Drug-likeness is one of the qualitative ideas employed for predicting a drug-like property. It is designated as an intricate balance of diverse molecular and structural features, which plays a pivotal task in establishing if the specific drug candidate can be likened to the known drugs. The targeted molecules were appraised for predicting the Drug-likeness based on five separate filters, namely the Egan [51], Ghose [52], Veber [53], Muegge [54], and Lipinski [55] rules accompanying bioavailability, and the drug-likeness scores using the Molsoft software and SwissADME program(http://swissadme.ch, access on 11 January 2022) using the ChemAxon’s Marvin JS structure drawing tool.

4. Conclusions

Fifteen triazolium salts were synthesized and evaluated for their antifungal activity against a panel of eight fungi. All compounds showed good antifungal activity with MIC /MFC in the range of 0.0003–0.2 /0.0006–0.4 mg/mL. As reference compounds, ketoconazole and bifonazole were used. The most active compound (19) exhibited MIC/MFC in the range of 0.009–0.037 /0.0125–0.05 mg/mL, respectively. All compounds appeared to be more active than ketoconazole and bifonazole. Thus, compound 19 showed 209 times superior activity than ketoconazole and 53-fold more than bifonazole against T. viride, while compound 20 was 1267 times more potent than ketoconazole and 1067 than bifonazole against A. versicolor.

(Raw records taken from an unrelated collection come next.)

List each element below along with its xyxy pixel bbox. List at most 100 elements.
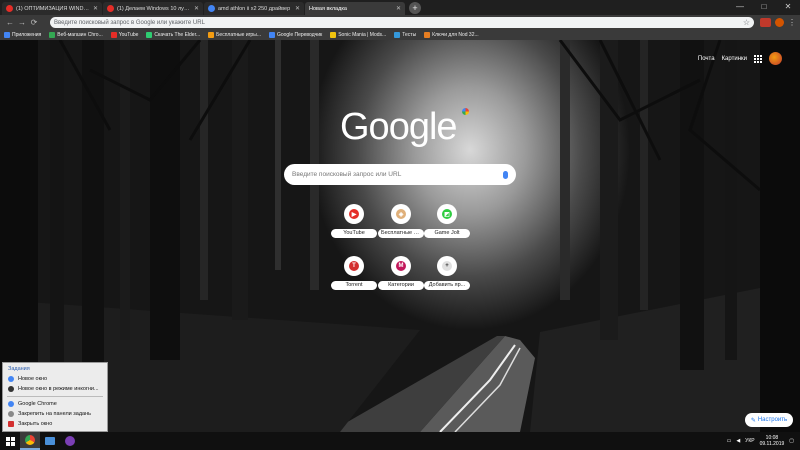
jump-list-item[interactable]: Закрыть окно [3, 419, 107, 429]
shortcut-glyph-icon: M [396, 261, 406, 271]
close-window-button[interactable]: ✕ [776, 0, 800, 15]
account-avatar[interactable] [769, 52, 782, 65]
start-button[interactable] [0, 432, 20, 450]
bookmark-favicon-icon [110, 32, 117, 38]
reload-button[interactable]: ⟳ [28, 18, 40, 27]
profile-avatar[interactable] [775, 18, 784, 27]
bookmark-favicon-icon [424, 32, 431, 38]
bookmark-favicon-icon [268, 32, 275, 38]
notifications-icon[interactable]: ▢ [789, 438, 794, 444]
shortcut-tile[interactable]: + Добавить яр... [424, 256, 470, 290]
bookmark-item[interactable]: Тесты [394, 32, 416, 38]
gmail-link[interactable]: Почта [698, 56, 715, 62]
minimize-button[interactable]: — [728, 0, 752, 15]
bookmark-label: Google Переводчик [276, 32, 323, 38]
taskbar-app[interactable] [60, 432, 80, 450]
bookmark-item[interactable]: Бесплатные игры... [208, 32, 261, 38]
bookmark-item[interactable]: YouTube [110, 32, 139, 38]
shortcut-tile[interactable]: T Torrent [331, 256, 377, 290]
shortcut-label: Torrent [331, 281, 377, 290]
bookmark-label: Бесплатные игры... [216, 32, 261, 38]
shortcut-tile[interactable]: M Категории [378, 256, 424, 290]
shortcut-label: Бесплатные и... [378, 229, 424, 238]
pin-icon [8, 411, 14, 417]
new-tab-button[interactable]: + [409, 2, 421, 14]
forward-button[interactable]: → [16, 18, 28, 27]
bookmarks-bar: Приложения Веб-магазин Chro... YouTube Скач… [0, 30, 800, 40]
bookmark-star-icon[interactable]: ☆ [743, 18, 750, 27]
bookmark-item[interactable]: Приложения [4, 32, 41, 38]
google-favicon-icon [208, 5, 215, 12]
browser-tab[interactable]: amd athlon ii x2 250 драйвер ✕ [204, 2, 304, 15]
customize-button[interactable]: ✎ Настроить [745, 413, 793, 427]
network-icon[interactable]: ▭ [727, 438, 732, 444]
bookmark-favicon-icon [146, 32, 153, 38]
bookmark-label: Скачать The Elder... [154, 32, 201, 38]
jump-list-item[interactable]: Новое окно в режиме инкогни... [3, 384, 107, 394]
tab-title: (1) ОПТИМИЗАЦИЯ WINDOW [16, 5, 90, 12]
tab-close-icon[interactable]: ✕ [396, 5, 401, 12]
windows-taskbar: ▭ ◀ УКР 10:08 09.11.2019 ▢ [0, 432, 800, 450]
system-tray: ▭ ◀ УКР 10:08 09.11.2019 ▢ [727, 435, 800, 447]
shortcut-glyph-icon: ◈ [396, 209, 406, 219]
browser-tab[interactable]: (1) ОПТИМИЗАЦИЯ WINDOW ✕ [2, 2, 102, 15]
ntp-search-input[interactable]: Введите поисковый запрос или URL [284, 164, 516, 185]
back-button[interactable]: ← [4, 18, 16, 27]
jump-list-item[interactable]: Новое окно [3, 374, 107, 384]
shortcut-tile[interactable]: ◈ Бесплатные и... [378, 204, 424, 238]
jump-list-header: Задания [8, 366, 30, 372]
jump-list-item[interactable]: Закрепить на панели задань [3, 409, 107, 419]
voice-search-icon[interactable] [503, 170, 508, 179]
maximize-button[interactable]: □ [752, 0, 776, 15]
shortcut-glyph-icon: + [442, 261, 452, 271]
taskbar-explorer[interactable] [40, 432, 60, 450]
browser-tab[interactable]: (1) Делаем Windows 10 лучше ✕ [103, 2, 203, 15]
language-indicator[interactable]: УКР [745, 438, 754, 444]
bookmark-favicon-icon [208, 32, 215, 38]
window-controls: — □ ✕ [728, 0, 800, 15]
tab-close-icon[interactable]: ✕ [295, 5, 300, 12]
clock[interactable]: 10:08 09.11.2019 [760, 435, 785, 447]
divider [7, 396, 103, 397]
images-link[interactable]: Картинки [722, 56, 747, 62]
windows-logo-icon [5, 436, 15, 446]
jump-list-item[interactable]: Google Chrome [3, 399, 107, 409]
bookmark-item[interactable]: Скачать The Elder... [146, 32, 200, 38]
address-bar-placeholder: Введите поисковый запрос в Google или ук… [54, 19, 205, 26]
shortcut-icon: ▶ [344, 204, 364, 224]
menu-icon[interactable]: ⋮ [788, 18, 796, 27]
bookmark-item[interactable]: Google Переводчик [268, 32, 323, 38]
google-apps-icon[interactable] [754, 54, 762, 63]
tab-close-icon[interactable]: ✕ [93, 5, 98, 12]
extension-icon[interactable] [760, 18, 771, 27]
bookmark-label: Тесты [402, 32, 417, 38]
youtube-favicon-icon [107, 5, 114, 12]
bookmark-item[interactable]: Веб-магазин Chro... [49, 32, 103, 38]
bookmark-favicon-icon [330, 32, 337, 38]
pencil-icon: ✎ [750, 417, 756, 424]
shortcut-glyph-icon: ◩ [442, 209, 452, 219]
address-bar[interactable]: Введите поисковый запрос в Google или ук… [50, 17, 754, 28]
shortcut-label: Game Jolt [424, 229, 470, 238]
bookmark-label: Sonic Mania | Mods... [338, 32, 387, 38]
chrome-icon [8, 376, 14, 382]
shortcut-icon: ◩ [437, 204, 457, 224]
tab-close-icon[interactable]: ✕ [194, 5, 199, 12]
bookmark-label: Ключи для Nod 32... [432, 32, 479, 38]
chrome-icon [25, 435, 35, 445]
app-icon [65, 436, 75, 446]
clock-date: 09.11.2019 [759, 441, 785, 447]
taskbar-chrome[interactable] [20, 432, 40, 450]
shortcut-icon: M [391, 256, 411, 276]
bookmark-label: Приложения [12, 32, 42, 38]
shortcut-tile[interactable]: ◩ Game Jolt [424, 204, 470, 238]
bookmark-item[interactable]: Ключи для Nod 32... [424, 32, 479, 38]
browser-tab-active[interactable]: Новая вкладка ✕ [305, 2, 405, 15]
close-icon [8, 421, 14, 427]
shortcut-tile[interactable]: ▶ YouTube [331, 204, 377, 238]
bookmark-label: YouTube [118, 32, 139, 38]
youtube-favicon-icon [6, 5, 13, 12]
volume-icon[interactable]: ◀ [736, 438, 740, 444]
bookmark-item[interactable]: Sonic Mania | Mods... [330, 32, 386, 38]
ntp-top-links: Почта Картинки [698, 52, 782, 65]
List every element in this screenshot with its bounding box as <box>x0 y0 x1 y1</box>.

Docking to DNA TopoIV and CYP51 of C. albicans revealed that the best estimated binding energy was shown by CYP51, indicating the probable involvement of this enzyme in the mechanism of antifungal activity. The docking results revealed that the most active compound 19 takes place inside the enzyme interacting with the heme group of the enzyme throughout its benzene ring, thus forming aromatic interactions in the same way with ketoconazole.

This in silico prediction study indicated that none of the compounds violated any rule, and their bioavailability score was approximately 0.55.